L’île Sainte Marguerite

33 randonneurs se retrouvent au port de Cannes en vue d’embarquer pour l’île Sainte Marguerite où Jean Bo va entraîner  aujourd’hui dans son sillage 30 marcheurs du groupe 2, accompagnés ce sont les vacances de Manon, petite fille de Colette et Alain, et Olivia et Victor, petits enfants de Nicole et Jean.

 

 

 

 

 

 

Le soleil est au rendez-vous. La température est douce et il n’y a pas de vent. Beaucoup de monde à l’embarcadère, si bien que  le groupe se trouve scindé en 2,

et certains auront la chance de voyager avec des sauveteurs accompagnés de chiens « terre-neuve » venus s’entraîner au sauvetage sur l’île.

N’est-ce-pas que le capitaine Haddock (c’est son nom) a fière allure ?

Le 2è bateau arrive.

Présentation de la randonnée par Jean : "environ 8 kms, un terrain quasiment plat, + ou - 5 mètres tout du long et difficulté majeure en fin de circuit + 22 mètres, avec possibilité au retour de visiter le fort."

Nous partons à la queue leu-leu pour le tour de l’ile par l’ouest, la mer sera ainsi tout au long de la journée sur notre droite.

En nous retournant nous pouvons observer le fort construit sur une falaise.

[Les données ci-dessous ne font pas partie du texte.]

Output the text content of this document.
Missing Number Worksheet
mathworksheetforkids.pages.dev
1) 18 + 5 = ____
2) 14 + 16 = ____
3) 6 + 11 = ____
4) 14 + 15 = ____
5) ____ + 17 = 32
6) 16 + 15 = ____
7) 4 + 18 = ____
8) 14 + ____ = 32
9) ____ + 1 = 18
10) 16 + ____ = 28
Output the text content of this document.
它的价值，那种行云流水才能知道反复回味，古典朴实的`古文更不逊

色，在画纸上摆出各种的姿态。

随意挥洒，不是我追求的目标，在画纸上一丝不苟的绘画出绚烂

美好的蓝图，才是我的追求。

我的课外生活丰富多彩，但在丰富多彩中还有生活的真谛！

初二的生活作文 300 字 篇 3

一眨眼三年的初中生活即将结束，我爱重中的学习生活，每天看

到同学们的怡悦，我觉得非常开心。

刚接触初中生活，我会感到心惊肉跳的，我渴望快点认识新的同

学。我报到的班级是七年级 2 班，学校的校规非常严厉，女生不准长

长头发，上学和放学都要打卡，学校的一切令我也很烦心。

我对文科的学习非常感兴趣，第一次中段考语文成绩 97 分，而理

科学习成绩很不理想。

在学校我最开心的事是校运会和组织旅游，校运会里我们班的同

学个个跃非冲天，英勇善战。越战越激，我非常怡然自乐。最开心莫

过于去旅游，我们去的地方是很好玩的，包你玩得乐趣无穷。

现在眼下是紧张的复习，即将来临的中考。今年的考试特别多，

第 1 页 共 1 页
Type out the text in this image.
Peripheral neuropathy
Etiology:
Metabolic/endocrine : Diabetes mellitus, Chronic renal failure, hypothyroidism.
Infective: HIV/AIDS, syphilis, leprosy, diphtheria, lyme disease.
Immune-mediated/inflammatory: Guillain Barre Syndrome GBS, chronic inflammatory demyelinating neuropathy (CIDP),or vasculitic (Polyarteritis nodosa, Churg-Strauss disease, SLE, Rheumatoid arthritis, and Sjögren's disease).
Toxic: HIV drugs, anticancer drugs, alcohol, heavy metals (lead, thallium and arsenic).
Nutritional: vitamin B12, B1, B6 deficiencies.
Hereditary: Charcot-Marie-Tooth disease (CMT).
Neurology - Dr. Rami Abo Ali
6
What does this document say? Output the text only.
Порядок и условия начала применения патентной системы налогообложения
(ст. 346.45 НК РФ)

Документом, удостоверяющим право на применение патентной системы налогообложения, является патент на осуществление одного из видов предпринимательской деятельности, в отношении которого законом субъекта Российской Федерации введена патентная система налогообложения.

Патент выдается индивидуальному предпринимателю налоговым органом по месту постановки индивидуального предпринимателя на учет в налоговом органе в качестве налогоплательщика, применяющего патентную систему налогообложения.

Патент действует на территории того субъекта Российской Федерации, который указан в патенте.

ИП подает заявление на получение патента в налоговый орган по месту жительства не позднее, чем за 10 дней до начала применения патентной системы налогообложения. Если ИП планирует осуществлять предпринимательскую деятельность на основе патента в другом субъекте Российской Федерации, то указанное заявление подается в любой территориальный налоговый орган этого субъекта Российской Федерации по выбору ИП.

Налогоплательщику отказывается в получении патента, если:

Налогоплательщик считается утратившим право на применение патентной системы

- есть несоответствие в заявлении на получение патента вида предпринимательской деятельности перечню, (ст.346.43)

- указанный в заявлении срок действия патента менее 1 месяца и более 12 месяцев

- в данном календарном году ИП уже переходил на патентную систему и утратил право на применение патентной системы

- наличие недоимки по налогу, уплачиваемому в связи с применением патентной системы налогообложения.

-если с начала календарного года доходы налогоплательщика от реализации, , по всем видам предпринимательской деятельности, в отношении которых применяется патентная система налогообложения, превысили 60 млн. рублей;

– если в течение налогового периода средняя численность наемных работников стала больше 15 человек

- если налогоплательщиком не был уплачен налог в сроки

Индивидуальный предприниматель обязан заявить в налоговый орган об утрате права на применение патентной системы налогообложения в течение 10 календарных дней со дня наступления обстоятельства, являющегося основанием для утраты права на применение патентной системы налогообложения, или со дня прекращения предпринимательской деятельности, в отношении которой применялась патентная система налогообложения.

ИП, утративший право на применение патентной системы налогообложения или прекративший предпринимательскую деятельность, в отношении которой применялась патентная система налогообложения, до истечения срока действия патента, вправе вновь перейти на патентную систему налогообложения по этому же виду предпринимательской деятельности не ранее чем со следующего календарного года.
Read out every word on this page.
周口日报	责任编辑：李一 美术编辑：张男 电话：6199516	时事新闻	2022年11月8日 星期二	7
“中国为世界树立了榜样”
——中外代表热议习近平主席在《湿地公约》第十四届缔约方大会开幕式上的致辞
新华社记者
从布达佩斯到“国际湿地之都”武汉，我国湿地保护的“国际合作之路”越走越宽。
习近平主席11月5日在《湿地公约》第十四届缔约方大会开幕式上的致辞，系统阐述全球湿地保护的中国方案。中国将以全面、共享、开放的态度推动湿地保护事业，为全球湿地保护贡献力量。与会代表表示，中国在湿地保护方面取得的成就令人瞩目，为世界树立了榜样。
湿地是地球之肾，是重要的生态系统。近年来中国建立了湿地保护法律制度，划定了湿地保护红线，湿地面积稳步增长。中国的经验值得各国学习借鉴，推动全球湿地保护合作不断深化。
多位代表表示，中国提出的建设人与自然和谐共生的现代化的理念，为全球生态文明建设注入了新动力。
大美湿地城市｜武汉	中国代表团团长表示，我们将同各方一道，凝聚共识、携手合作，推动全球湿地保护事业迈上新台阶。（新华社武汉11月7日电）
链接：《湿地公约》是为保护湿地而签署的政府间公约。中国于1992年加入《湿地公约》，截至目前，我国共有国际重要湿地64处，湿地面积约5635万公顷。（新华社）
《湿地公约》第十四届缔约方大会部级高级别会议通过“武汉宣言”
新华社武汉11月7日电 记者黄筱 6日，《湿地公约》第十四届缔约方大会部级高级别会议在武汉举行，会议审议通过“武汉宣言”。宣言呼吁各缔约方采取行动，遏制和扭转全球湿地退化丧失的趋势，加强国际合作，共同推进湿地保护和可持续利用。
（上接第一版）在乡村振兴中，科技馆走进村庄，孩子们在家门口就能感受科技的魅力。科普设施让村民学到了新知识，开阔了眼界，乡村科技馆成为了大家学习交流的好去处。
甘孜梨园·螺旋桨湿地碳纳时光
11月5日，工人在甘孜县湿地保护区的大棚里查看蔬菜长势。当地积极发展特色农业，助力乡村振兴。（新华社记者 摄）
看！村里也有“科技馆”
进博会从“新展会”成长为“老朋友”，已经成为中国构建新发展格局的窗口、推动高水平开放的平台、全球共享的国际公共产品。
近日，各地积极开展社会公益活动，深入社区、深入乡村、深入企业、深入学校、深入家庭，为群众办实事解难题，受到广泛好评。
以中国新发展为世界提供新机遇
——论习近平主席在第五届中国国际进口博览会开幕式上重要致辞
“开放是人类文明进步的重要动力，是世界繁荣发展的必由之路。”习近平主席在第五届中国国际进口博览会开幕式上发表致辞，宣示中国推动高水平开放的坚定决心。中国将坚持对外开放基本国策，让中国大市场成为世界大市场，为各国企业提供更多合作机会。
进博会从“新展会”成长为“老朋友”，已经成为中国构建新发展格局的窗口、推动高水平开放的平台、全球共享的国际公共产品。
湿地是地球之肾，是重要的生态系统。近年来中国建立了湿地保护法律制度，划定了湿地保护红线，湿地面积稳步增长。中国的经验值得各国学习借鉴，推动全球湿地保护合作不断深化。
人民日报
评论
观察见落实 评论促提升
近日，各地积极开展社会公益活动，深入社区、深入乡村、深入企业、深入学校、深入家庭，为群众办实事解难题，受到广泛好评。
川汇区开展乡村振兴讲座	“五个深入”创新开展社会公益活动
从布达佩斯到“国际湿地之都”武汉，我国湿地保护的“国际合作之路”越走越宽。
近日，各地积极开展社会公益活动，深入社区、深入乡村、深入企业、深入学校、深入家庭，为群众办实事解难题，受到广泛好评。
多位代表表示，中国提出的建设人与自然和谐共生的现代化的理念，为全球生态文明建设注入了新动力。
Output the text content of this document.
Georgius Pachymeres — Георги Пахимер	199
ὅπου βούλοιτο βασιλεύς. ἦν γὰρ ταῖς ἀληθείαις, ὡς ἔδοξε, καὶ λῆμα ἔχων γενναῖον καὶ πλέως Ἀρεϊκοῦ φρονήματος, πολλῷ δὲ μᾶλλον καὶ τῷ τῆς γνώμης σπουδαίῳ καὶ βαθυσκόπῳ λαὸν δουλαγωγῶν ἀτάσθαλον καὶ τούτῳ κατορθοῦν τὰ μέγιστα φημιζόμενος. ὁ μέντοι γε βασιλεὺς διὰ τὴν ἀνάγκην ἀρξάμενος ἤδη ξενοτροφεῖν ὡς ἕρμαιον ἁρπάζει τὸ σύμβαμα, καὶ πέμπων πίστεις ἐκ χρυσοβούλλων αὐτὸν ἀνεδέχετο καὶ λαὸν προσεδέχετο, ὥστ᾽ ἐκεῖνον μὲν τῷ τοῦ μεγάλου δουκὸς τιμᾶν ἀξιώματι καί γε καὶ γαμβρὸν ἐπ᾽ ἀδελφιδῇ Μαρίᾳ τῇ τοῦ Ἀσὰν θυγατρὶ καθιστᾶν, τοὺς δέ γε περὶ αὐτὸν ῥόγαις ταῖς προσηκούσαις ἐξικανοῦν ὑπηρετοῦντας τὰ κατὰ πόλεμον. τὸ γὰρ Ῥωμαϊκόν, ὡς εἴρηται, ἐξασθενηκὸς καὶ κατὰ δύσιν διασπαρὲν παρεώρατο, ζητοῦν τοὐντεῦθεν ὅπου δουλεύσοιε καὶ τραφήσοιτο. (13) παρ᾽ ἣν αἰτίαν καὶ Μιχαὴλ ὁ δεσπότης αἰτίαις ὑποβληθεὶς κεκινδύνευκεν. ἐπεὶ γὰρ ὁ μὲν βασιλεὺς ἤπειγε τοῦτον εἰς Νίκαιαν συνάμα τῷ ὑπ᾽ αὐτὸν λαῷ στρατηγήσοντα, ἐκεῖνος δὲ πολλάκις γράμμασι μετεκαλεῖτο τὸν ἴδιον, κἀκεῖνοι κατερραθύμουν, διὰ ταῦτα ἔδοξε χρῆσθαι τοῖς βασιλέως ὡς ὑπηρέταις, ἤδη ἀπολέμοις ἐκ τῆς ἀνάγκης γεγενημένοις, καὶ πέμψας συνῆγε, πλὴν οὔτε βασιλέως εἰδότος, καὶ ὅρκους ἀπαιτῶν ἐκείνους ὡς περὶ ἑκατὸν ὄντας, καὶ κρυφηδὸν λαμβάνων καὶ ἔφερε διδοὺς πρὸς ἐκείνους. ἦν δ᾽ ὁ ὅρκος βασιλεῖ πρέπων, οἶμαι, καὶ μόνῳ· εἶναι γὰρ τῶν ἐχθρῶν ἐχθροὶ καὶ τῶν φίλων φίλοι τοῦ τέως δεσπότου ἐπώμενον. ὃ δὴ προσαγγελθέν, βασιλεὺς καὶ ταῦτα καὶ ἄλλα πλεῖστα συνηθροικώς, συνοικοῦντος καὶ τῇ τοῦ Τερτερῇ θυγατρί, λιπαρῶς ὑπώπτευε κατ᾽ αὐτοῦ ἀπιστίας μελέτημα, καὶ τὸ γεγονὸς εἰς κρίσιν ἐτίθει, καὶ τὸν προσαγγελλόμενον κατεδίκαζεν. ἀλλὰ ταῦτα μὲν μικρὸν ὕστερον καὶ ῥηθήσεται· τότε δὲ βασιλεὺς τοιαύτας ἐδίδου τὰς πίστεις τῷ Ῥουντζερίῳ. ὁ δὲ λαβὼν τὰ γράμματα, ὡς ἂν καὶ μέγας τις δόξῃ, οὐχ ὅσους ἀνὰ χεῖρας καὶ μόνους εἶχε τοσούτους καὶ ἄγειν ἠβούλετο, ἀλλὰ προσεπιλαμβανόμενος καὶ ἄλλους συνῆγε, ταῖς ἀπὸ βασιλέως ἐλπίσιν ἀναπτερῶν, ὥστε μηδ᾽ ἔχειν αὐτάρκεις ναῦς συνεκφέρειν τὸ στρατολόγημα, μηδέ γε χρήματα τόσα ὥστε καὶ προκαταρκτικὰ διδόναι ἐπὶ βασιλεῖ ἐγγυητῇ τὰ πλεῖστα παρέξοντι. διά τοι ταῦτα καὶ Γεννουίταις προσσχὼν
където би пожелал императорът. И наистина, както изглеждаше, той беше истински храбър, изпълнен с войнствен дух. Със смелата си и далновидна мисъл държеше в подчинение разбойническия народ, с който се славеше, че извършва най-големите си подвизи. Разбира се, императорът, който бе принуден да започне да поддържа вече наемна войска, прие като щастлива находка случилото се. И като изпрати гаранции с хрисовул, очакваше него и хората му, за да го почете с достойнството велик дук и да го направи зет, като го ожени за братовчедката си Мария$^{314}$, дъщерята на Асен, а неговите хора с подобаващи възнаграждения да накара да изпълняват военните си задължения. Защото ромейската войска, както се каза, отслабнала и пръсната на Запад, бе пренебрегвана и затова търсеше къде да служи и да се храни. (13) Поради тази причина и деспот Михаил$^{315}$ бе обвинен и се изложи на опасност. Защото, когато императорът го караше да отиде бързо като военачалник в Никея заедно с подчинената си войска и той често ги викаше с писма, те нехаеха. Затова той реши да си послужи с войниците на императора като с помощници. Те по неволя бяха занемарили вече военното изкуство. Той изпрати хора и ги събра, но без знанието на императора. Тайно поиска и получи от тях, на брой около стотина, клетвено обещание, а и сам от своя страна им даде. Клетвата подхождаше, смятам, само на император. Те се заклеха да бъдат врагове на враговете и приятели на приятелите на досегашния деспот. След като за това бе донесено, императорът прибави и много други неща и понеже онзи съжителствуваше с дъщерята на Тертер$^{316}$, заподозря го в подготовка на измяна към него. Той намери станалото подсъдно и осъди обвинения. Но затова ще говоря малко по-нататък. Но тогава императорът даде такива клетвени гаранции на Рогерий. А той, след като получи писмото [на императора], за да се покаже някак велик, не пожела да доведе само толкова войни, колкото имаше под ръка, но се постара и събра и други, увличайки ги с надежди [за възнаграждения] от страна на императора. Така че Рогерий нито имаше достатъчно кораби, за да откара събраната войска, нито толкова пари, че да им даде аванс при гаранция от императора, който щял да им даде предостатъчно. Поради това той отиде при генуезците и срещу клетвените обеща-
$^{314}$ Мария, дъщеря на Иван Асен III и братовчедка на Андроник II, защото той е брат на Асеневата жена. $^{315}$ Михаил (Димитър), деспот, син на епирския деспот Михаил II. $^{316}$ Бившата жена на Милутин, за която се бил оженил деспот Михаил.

Lors de la pause banane à proximité d’un blockhaus, non loin de la pointe du Dragon,  Jean nous fait un topo sur les îles de Lérins. 

« Avec sa petite soeur Saint-Honorat, l'île de Sainte-Marguerite est un joyau de la baie de Cannes. Magnifique réserve naturelle, elle est aussi un important témoin de l'histoire locale. A la proue de l'unique falaise de l'île, se dresse le Fort Royal construit au début du XVIIème siècle à la demande du duc de Guise pour verrouiller l'accès à Cannes. Edifiée sur les vestiges datant de l'époque romaine, la modeste maison fortifiée des origines sera renforcée quelques années plus tard par les Espagnols qui occupent alors les Îles de Lérins. Les Français reprennent rapidement possession de l'île et donnent à la citadelle le nom de Fort Royal.
A la fin du XVIIème siècle, le fort devient prison d'Etat et s'agrandit encore. Des prisonniers célèbres feront sa réputation, dont l'illustre inconnu
Masque de Fer.

Aujourd'hui la plupart des historiens s'accordent pour reconnaître le Masque de Fer en la personne d'Eustache Dauger, valet de son état, emprisonné pour avoir été dans le secret de la correspondance entre Louis XIV et Charles II d'Angleterre. Ce dont on est sûr c'est que le Masque de Fert meurt à La Bastille en 1703.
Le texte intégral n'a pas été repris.